それは傍から見たら最高だったかもしれないが、アタシは冷め切った表情で彼を見ていた。
「……あの、ちょっといいかしら?」
相手の返事を待たずに、アタシは喋り出す。
「早すぎるわよ、プロポーズまでが! 初対面から五秒で指輪を差し出すって、どんなスピードよ! ていうか、さっきアタシが疲れたって言ったとき、『それよりも』って言ったわよね? 『それよりも』? あの場でアタシより大切なものって何? 期待に応えること? そんなもののために結婚しようとか、最っ低よ! 二度と顔を見せないで頂戴!」
そう捲し立てると、ジュンはしばらくぼーっとしたあとハッとし、会場の出入り口まで駆けていった。
「はんっ、ざまぁないわね」
……あ、庶民の彼のこと忘れてた。
横を見ると、彼は呆然としていた。
「……っそ、その」
「か、カッコ良かったです!」
謝ろうとした刹那、そう言われた。
「僕も内心怒ってたんですけど、言う勇気がなくて。
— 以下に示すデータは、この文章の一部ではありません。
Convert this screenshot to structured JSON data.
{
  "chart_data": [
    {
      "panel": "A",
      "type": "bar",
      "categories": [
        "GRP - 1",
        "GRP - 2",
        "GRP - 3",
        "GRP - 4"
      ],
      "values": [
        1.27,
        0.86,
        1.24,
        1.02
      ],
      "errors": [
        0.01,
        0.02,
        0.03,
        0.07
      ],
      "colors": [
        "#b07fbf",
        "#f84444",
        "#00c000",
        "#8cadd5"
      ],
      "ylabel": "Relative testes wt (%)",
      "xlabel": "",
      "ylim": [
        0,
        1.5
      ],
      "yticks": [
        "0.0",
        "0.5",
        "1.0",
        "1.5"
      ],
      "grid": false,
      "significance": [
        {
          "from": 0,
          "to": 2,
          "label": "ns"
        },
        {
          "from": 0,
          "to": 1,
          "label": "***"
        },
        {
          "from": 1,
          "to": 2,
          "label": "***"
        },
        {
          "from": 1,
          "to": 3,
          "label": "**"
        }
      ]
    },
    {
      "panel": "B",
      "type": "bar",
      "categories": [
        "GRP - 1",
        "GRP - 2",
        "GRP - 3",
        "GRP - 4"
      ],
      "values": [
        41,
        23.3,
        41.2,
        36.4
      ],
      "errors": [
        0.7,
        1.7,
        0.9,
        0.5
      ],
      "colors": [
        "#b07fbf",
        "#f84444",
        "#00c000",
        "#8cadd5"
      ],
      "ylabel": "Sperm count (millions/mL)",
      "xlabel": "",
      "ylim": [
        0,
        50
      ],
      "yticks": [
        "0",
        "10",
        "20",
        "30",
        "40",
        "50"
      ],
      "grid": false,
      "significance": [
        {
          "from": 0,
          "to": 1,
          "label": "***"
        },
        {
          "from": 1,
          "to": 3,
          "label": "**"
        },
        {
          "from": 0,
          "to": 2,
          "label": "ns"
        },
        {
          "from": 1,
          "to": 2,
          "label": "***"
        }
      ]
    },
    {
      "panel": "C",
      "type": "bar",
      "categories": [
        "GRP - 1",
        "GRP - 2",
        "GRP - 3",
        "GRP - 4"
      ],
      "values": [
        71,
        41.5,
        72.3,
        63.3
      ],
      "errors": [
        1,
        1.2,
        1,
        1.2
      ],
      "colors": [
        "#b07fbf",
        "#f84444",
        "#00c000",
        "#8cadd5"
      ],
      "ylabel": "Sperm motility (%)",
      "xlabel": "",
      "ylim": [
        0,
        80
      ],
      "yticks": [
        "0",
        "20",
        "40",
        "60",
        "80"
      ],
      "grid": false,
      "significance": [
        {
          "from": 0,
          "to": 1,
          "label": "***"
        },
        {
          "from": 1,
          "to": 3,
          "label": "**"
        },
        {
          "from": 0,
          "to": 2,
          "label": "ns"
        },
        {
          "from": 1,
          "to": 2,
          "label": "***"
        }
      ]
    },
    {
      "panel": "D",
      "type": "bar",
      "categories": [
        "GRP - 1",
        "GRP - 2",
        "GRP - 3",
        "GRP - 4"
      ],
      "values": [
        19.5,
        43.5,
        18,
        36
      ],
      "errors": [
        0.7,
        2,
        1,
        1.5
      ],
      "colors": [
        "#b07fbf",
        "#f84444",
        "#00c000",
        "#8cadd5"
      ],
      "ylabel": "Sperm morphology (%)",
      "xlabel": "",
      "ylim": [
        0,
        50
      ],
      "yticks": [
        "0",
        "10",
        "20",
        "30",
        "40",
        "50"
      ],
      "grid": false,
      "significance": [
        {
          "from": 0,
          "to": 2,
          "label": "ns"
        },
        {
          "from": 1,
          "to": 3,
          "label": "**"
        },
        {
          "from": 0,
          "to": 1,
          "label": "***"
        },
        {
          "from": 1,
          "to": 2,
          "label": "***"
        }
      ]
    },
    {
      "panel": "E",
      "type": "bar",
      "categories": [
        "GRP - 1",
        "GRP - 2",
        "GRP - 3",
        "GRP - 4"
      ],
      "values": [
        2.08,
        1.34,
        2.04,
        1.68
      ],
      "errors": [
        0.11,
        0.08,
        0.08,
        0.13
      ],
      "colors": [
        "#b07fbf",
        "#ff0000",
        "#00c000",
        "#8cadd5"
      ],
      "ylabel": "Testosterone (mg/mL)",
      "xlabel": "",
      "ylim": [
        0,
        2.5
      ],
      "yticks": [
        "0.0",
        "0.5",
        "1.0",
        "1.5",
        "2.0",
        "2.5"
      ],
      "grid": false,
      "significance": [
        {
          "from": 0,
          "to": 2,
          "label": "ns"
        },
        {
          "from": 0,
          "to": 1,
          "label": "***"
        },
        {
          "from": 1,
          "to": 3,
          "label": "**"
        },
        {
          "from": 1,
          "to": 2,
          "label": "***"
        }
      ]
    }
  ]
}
でも、それを堂々と言って見せて……凄いです!」
目を輝かせている彼に、アタシはつい笑ってしまった。
「……ふふっ、ありがとう」
彼は照れ臭そうにはにかんだ。
そこでアタシは、思い出した。
「さっき『どうせ釣り合わない』って言ったわよね? でも、そんなの関係ないわよ。アタシと貴方の自由。だから、その__」
彼がやっとこっちを見た。
「アタシと、結婚してくれませんか?」
「……も、もちろん! よ、よろしくお願いします……リリー様」
「良かった。じゃあ、まずその呼び方を辞めてくれない?」
悪戯っぽくそう笑ってみせると、彼は狼狽えた。
「えっ?! いや、でも」
「アタシがいいからいいのよ。ねっ」
「じゃ、じゃあ……リリー、さん?」
「じゃなくて?」
「え、えーっと……り、リリー」
アタシは「よし! 敬語もなしでね!」と笑みを浮かべた。
「ちゅ、注文が多い……」
「へへー」
にっと笑うと、彼は照れたのかまた俯いた。
そういえば、とアタシは訊いた。
「今更だけど、アンタって名前なんて言うの?」
「フレン、で、だ、だよ。フレン・ブライアって言いま、言うんだ」
「…………ふふっ、噛みすぎじゃない?」
「だって、急に敬語やめろとか言うから……」
「そうね。ごめんごめん」
「もぉー……」
なんか、暖かいな。
アタシは、満面の笑みを浮かべて、
「じゃあこれからよろしくね、フレン」
と言った。
「……うん。よろしく、リリー」
な、長い……2000文字を超えてしまった。
まぁ私にしてはよく頑張ったんじゃないでしょうか。
こういう世界観の物語は書くの苦手なのに、よく書き切ったよ私。